Galop d’essai dans les glaces pour Le Commandant Charcot
Après la réussite de ses sorties en mer norvégienne en avril 2021, et les tests de propulsion au Gaz Naturel Liquéfié, un procédé totalement innovant, Le Commandant-Charcot, premier navire d’exploration polaire hybride électrique, est rentré dans le vif du sujet : direction le nord-est du Groenland, à moins de 1000 km du pôle Nord, afin d’effectuer ses premiers essais pour valider ses capacités et ses performances glace.
À bord du Commandant-Charcot, outre les équipes PONANT, était présent l’ensemble des partenaires qui ont œuvré à la construction du navire : du chantier naval norvégien VARD SOVIK à la société d’ingénierie finlandaise AKER ARCTIC qui en a conçu la coque, en passant par VIKING chargée de l’organisation de ces essais « glace ». Des essais qui, pour tous, constituent une véritable consécration, l’aboutissement de six ans de travail.
Cap sur Belgica Bank !
Le 11 juin, au petit matin, la coque du Commandant-Charcot caresse ses premières glaces… Parti quelques jours plus tôt de Tomrefjord, en Norvège, en passant par Longyearbyen, au Spitzberg, le bateau est en chemin pour rejoindre Belgica Bank, le long des côtes du nord-est groenlandais. C’est là, après avoir soigneusement étudié la zone que Le Commandant-Charcot trouvera la meilleure densité de glace. De la glace dure de première année, ni trop épaisse ni trop fine, soumise à peu de mouvements. Il s’agit d’« un site recouvert d’une large banquise côtière, ce qu’on appelle la fast ice, explique Mathieu Petiteau, Directeur des Constructions Neuves, Recherche & Développement. Ce type de glace offre une surface assez uniforme, sans trop de zones de compression.”
Des tests grandeur nature pour naviguer dans les glaces en toute sécurité
Sur la route vers Belgica Bank, la traversée de quelques floes1 a laissé entrevoir à l’équipage du Commandant-Charcot les formidables capacités du navire. D’excellentes premières sensations qui suscitent déjà l’admiration des commandants expérimentés face au comportement du bateau, entre puissance et souplesse : « cette traversée nous a permis de faire les réglages de la propulsion à pleine charge, avant d’entamer les essais de performance glace proprement dits », explique Matthieu Petiteau. Et le 15 juin au matin, c’est le jour J. « Des relevés bathymétriques nous ont permis de définir une zone d’eau profonde pour y effectuer nos essais en sécurité tout en restant en dehors des eaux territoriales groenlandaises ».

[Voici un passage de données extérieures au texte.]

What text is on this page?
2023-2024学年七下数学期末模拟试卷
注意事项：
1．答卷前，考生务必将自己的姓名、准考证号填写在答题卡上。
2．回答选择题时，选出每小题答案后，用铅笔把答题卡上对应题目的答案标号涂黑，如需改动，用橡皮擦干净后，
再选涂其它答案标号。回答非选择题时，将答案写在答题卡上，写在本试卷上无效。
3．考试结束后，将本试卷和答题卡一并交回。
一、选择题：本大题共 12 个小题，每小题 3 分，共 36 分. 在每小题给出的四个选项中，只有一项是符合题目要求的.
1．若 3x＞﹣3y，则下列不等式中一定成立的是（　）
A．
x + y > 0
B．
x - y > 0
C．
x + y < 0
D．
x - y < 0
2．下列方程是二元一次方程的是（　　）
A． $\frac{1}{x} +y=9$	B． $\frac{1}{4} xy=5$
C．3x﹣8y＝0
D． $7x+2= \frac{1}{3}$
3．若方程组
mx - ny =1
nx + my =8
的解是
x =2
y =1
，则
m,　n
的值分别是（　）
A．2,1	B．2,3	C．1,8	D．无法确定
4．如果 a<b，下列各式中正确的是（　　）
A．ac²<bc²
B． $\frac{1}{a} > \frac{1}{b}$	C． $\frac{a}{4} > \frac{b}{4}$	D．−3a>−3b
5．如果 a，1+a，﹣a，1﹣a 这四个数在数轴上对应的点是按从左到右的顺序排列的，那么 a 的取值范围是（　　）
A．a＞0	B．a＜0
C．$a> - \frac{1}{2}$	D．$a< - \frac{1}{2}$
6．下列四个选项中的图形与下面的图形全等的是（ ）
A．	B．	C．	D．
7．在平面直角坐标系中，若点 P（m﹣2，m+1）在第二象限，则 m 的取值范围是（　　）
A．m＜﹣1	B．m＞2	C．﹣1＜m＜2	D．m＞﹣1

Pour commencer, Le Commandant-Charcot est d’abord soumis à une série d’essais de vitesse dans des épaisseurs de glace oscillant entre 2 et 2,7 mètres, ainsi que des passages de ridges2 de près de 10 mètres. Résultat : une puissance qui dépasse largement les normes requises, garantissant une sécurité maximale. Puis, débarquées sur la banquise en toute sécurité, les équipes d’AKER ARCTIC prennent le temps de prélever des carottes de glace pour en évaluer avec précision épaisseur, salinité, température et résistance. L’occasion également de tester les ICE CUBE, ces kits de campements innovants permettant « à l’ensemble de l’équipage et des passagers de rester en autonomie complète pendant plusieurs jours dans un milieu extrême », explique le commandant Marchesseau. « On est prêts et préparés à tout ! ».

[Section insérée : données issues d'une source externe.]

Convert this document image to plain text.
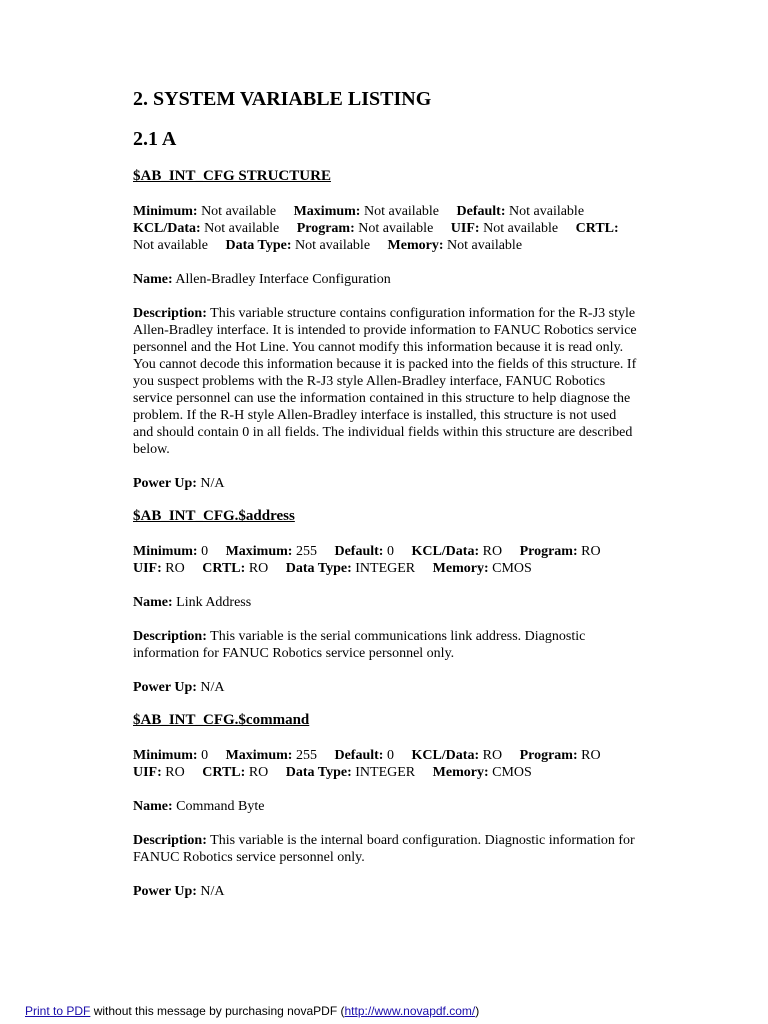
2. SYSTEM VARIABLE LISTING
2.1 A
$AB_INT_CFG STRUCTURE

Minimum: Not available Maximum: Not available Default: Not available
KCL/Data: Not available Program: Not available UIF: Not available CRTL:
Not available Data Type: Not available Memory: Not available

Name: Allen-Bradley Interface Configuration

Description: This variable structure contains configuration information for the R-J3 style Allen-Bradley interface. It is intended to provide information to FANUC Robotics service personnel and the Hot Line. You cannot modify this information because it is read only. You cannot decode this information because it is packed into the fields of this structure. If you suspect problems with the R-J3 style Allen-Bradley interface, FANUC Robotics service personnel can use the information contained in this structure to help diagnose the problem. If the R-H style Allen-Bradley interface is installed, this structure is not used and should contain 0 in all fields. The individual fields within this structure are described below.

Power Up: N/A

$AB_INT_CFG.$address

Minimum: 0 Maximum: 255 Default: 0 KCL/Data: RO Program: RO
UIF: RO CRTL: RO Data Type: INTEGER Memory: CMOS

Name: Link Address

Description: This variable is the serial communications link address. Diagnostic information for FANUC Robotics service personnel only.

Power Up: N/A

$AB_INT_CFG.$command

Minimum: 0 Maximum: 255 Default: 0 KCL/Data: RO Program: RO
UIF: RO CRTL: RO Data Type: INTEGER Memory: CMOS

Name: Command Byte

Description: This variable is the internal board configuration. Diagnostic information for FANUC Robotics service personnel only.

Power Up: N/A

Print to PDF without this message by purchasing novaPDF (http://www.novapdf.com/)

Le 18 juin, le bateau quitte Belgica Bank pour remonter vers le Nord, à la recherche d’un floe plus imposant. « Au programme, se souvient Matthieu Petiteau, des essais en marche arrière, le passage d’un ridge de 15 mètres de profondeur et 3 mètres de haut, sans aucun doute le plus impressionnant que nous ayons fait, et pour finir des essais SRTP ». Soit le principe de sécurité n°1 du Safe return to port : tout a été doublé sur le navire – extinction incendie, passerelles de commandement, salles des machines… – afin de permettre au Commandant-Charcot de se sortir de toutes les situations. Une journée riche en émotions… et couronnée de succès !

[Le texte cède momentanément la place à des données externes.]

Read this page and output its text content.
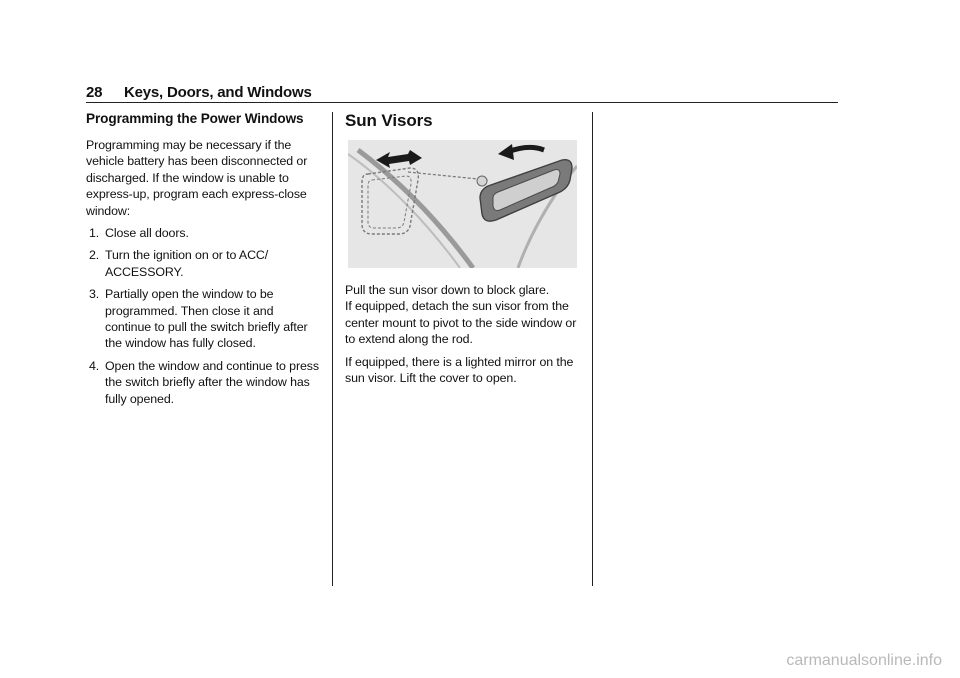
28 Keys, Doors, and Windows
Programming the Power Windows

Programming may be necessary if the vehicle battery has been disconnected or discharged. If the window is unable to express-up, program each express-close window:

1. Close all doors.
2. Turn the ignition on or to ACC/ ACCESSORY.
3. Partially open the window to be programmed. Then close it and continue to pull the switch briefly after the window has fully closed.
4. Open the window and continue to press the switch briefly after the window has fully opened.
Sun Visors

Pull the sun visor down to block glare.

If equipped, detach the sun visor from the center mount to pivot to the side window or to extend along the rod.

If equipped, there is a lighted mirror on the sun visor. Lift the cover to open.

carmanualsonline.info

Des mesures de vibrations ont également été effectuées tout au long des essais pour répondre aux normes de confort des passagers à bord. “J’étais bluffé par le confort à bord. On se serait cru en pleine mer. Il a une très bonne tenue”, précise le Commandant Marchesseau. Grâce à son tirant d’eau de 10 mètres, ses stabilisateurs anti-roulis utilisés en eaux libres, et sa coque brise-glace spécialement designée par Aker Arctic pour correspondre aux exigences d’un navire de croisière, Le Commandant Charcot est particulièrement stable, et le premier bateau à coque renforcée de type brise-glace équipé de stabilisateurs intégrés.
Le 21 juin, l’équipage décide alors de faire route vers le nord du Spitzberg pour un test d’endurance au cœur d’une glace plus froide et plus dure. Un test à l’issue duquel commandants et officiers de la compagnie PONANT prennent les choses en main pour effectuer quelques tests de manœuvres dans la glace. “Nous avons beaucoup appris sur la navigation dans les glaces avec les quatre capitaines suédois et norvégiens d’Aker Arctic présents à bord”, explique Patrick Marchesseau.
L’art de la navigation polaire et durable
Avec le pôle Nord, le nord-est du Groenland compte parmi les zones polaires encore méconnues. Côté français, il y a bien eu au début du XXe siècle cette expédition menée par le Duc d’Orléans avec le capitaine belge Adrien de Gerlache de Gomery sur La Belgica ! Mais dans l’ensemble, « très peu de bateaux s’y sont aventurés », note le commandant Etienne Garcia. Pour lui comme pour le commandant Patrick Marchesseau, c’est un rêve qui se réalise… et un privilège.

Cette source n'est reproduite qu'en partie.